Past recipients have included Jane Goodall, Ted Turner, Alan Rabinowitz, and Robert Kennedy. The 2012 nominee was none other than Belize’s own “Zoo Lady,” Sharon Matola.
As part of her acceptance, Sharon was invited to present in the Barrows Lecture Series, which she accepted without hesitation. Her talk, entitled, “Thinking (and playing) out of the box: Conservation Strategies That Rock!” she stressed the importance of engaging the public, community members, and stakeholders, and doing so in fun and creative ways, in order to help them embrace any biodiversity conservation effort. With almost 30 years of conservation work in Belize, Sharon had many innovative techniques, experiences, triumphs and trials to share with a captivated audience, but among the highlights, were her instrumental involvement in Harpy Eagle and Jaguar conservation, which were specially noted in her award nomination.  
Sharon also touched on the current programs The Belize Zoo is currently engaged in, under her learned guidance, such as the “Barn Owls Rock!” outreach program, and the Handicap Friendly Project.  The monetary award of $5,000 US that came along with the nomination, Sharon proudly declared, would go toward the Handicap Friendly Project, which is geared toward upgrading the Zoo’s pathways to make them wheelchair accessible, and elderly friendly. Her reasoning in this endeavor is that everyone should be able to appreciate Belize’s glorious wildlife in a natural and educational environment at the Zoo.  

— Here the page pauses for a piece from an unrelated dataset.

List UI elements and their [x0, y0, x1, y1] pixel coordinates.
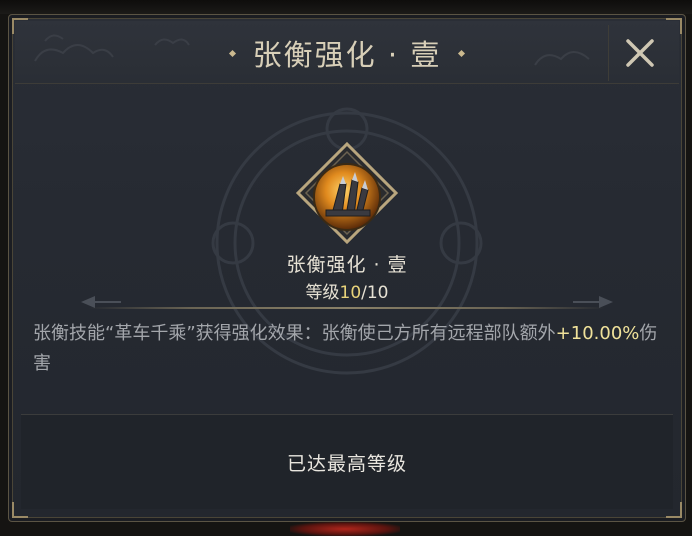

As Sharon’s closing remarks were met with thunderous applause, she was presented with a bronze statue of “Martha” the passenger pigeon, the last member of a species that went extinct with her death over 50 years ago, by the Director of the Cincinnati Zoo, Thayne Maynard.
The well deserved award celebrates Sharon’s tireless efforts to bring about a greater awareness to the people of Belize, and visitors on a whole, about the unique natural resources of this country.